In France, Franklin was a charming conversationalist who could speak with natural elegance in a straightforward manner. The man was a scholar who had taught himself five languages, started America’s first volunteer fire department, and city police force. With the successful prosecution of the war for personal liberty, Franklin returned to America to join another campaign, one that would eventually extend natural rights to all Americans. In 1787, he was elected president of the Pennsylvania Society for the Abolition of Slavery. In 1789 it issued a statement:
Slavery is such an atrocious debasement of human nature, that its very extirpation, if not performed with solicitous care, may sometimes open a source of serious evils. The unhappy man, who has long been treated as a brute animal, presents a serious duty incumbent on us, to instruct, to advise, to promote in them habits of industry, to furnish them with employments suited to their circumstances, and to procure their children an education.
The Constitutional Conventioneer
With the failure of the Articles of Confederation, delegates from every state except Rhode Island convened in Philadelphia, in 1787, to fix the problem. Pennsylvania’s delegate was the 81 year old Benjamin Franklin, who along with George Washington, James Madison, and Alexander Hamilton, would have the greatest impact on the Convention. In fact, Thomas Jefferson had previously commented on both Washington and Franklin by saying that he “never heard either of them speak ten minutes at a time, nor to any but the main point. They laid their shoulders to the great points, knowing that the little ones would follow themselves.”

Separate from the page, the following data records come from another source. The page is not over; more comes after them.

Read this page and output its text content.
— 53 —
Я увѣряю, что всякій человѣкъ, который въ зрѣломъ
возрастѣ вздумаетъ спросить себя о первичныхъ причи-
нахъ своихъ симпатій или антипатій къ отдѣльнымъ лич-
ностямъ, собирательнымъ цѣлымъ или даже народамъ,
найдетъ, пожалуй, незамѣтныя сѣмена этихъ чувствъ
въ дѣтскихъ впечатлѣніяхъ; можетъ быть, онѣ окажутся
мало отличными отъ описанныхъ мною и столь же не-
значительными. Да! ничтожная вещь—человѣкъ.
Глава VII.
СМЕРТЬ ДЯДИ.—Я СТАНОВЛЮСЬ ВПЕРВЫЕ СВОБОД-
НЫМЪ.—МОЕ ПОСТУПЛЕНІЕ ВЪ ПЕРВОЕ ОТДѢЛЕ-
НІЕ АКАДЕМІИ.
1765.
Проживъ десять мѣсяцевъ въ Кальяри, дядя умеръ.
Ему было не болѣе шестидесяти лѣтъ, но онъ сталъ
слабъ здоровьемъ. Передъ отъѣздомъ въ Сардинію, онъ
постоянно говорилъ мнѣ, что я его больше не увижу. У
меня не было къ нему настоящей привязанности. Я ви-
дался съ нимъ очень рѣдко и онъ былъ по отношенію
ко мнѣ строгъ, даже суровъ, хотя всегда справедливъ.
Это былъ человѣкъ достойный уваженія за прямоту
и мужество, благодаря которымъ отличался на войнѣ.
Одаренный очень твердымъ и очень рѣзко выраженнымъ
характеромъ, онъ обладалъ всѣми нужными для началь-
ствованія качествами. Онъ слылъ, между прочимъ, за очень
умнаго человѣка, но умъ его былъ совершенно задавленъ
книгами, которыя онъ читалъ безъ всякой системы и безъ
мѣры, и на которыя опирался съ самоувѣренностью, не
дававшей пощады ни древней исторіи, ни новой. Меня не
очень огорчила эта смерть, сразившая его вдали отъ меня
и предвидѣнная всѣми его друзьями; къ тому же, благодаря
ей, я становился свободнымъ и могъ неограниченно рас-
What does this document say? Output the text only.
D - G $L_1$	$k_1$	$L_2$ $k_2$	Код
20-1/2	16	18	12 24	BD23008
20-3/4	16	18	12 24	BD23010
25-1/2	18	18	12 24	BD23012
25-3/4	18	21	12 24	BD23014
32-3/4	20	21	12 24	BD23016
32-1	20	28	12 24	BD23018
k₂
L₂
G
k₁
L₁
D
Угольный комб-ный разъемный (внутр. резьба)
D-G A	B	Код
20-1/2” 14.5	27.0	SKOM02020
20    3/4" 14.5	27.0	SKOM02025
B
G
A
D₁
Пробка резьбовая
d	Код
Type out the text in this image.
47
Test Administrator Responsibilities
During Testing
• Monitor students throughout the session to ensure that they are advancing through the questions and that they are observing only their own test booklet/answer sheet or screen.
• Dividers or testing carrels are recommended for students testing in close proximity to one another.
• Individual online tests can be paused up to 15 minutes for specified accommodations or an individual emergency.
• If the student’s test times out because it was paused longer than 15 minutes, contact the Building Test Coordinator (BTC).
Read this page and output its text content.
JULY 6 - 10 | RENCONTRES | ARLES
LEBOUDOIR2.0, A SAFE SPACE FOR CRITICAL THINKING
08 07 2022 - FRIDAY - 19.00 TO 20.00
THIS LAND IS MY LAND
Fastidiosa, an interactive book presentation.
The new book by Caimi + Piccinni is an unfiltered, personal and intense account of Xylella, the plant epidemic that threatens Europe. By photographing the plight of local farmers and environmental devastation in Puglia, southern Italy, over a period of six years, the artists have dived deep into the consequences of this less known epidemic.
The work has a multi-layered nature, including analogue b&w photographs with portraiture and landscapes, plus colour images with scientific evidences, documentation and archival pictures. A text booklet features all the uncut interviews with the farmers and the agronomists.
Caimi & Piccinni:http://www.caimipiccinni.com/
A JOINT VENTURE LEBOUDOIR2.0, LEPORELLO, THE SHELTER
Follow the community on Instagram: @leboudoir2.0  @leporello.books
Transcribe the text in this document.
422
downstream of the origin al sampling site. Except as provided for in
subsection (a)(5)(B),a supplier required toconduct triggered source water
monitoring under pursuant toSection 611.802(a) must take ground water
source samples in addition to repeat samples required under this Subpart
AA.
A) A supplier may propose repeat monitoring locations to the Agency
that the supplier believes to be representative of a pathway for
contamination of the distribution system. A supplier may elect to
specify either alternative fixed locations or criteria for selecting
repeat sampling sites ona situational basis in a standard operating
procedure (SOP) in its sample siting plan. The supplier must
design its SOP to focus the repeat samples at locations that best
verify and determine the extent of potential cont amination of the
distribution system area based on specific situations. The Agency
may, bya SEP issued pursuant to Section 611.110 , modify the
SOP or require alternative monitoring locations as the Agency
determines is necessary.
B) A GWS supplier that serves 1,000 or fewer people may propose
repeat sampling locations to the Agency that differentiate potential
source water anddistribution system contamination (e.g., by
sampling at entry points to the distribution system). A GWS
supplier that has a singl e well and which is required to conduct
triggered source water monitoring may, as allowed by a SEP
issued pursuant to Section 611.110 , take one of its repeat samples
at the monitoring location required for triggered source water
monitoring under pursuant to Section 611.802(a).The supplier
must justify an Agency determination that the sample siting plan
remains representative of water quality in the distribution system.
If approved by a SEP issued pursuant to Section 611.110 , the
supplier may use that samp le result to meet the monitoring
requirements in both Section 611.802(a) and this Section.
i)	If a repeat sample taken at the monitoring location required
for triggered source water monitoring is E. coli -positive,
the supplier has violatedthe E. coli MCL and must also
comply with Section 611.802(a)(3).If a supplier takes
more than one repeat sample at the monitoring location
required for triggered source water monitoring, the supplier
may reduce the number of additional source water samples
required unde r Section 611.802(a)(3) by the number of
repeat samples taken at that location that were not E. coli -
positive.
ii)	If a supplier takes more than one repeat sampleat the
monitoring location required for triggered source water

What the Convention ultimately constructed was a Constitution using Madison’s Virginia plan as its foundation. Historian Donald T. Phillips explains:
It was a completely new idea. A simple proposal that, when presented to the convention at large, caught all the other delegates by surprise. It was imaginative, creative, audacious, and almost radiant in its artistic balance and symmetry.
This achievement was characterized by John Adams as “The greatest effort of national deliberation that the world has ever seen.” George Washington simply declared the Constitution “a miracle.” During the signing ceremony, Franklin gazed upon a painting behind Washington’s desk, it was of the sun low on the horizon, and mentioned that painters “often found it difficult to distinguish in their art a rising sun from a setting sun. But now at length, I have the happiness to know that it is a rising not a setting sun.”
Common Sense Inspiration
Poetic Justice Warriors inspire people to act, they give people a sense of purpose. Prior to the American Revolution, Franklin inspired the British commoner Thomas Paine, who was a failure at everything he tried, but a passionate writer, to become a pamphleteer in America. The first of many editions of Common Sense was an immediate sell-out. After the Revolution began, he inspired General Washington to hire the Prussian Baron von Steuben as Inspector General of his army at Valley Forge, and turn a ragtag, ill equipped group of volunteers into a formidable fighting force.
But most importantly, Franklin was an inspiration to every strata of society. In the 18th century, it was commonly believed that aristocrats and commoners would live and die as such, but Franklin worked to erase this distinction. He was a commoner who became a wealthy self-made man, who lived a life of reason, purpose, and pride, and fought for all Americans, including the children of slaves, to be able to do the same. Upon learning of Franklin’s death in 1790, the National Assembly in France called for three days of national mourning in homage to –
The rights of man and to the philosopher who has most contributed to extend their sway over the whole earth. Antiquity, would have raised altars to this mighty genius, who, to the advantage of mankind, was able to restrain alike thunderbolts and tyrants.
Poetic justice served. Poetic Justice Warriors wanted.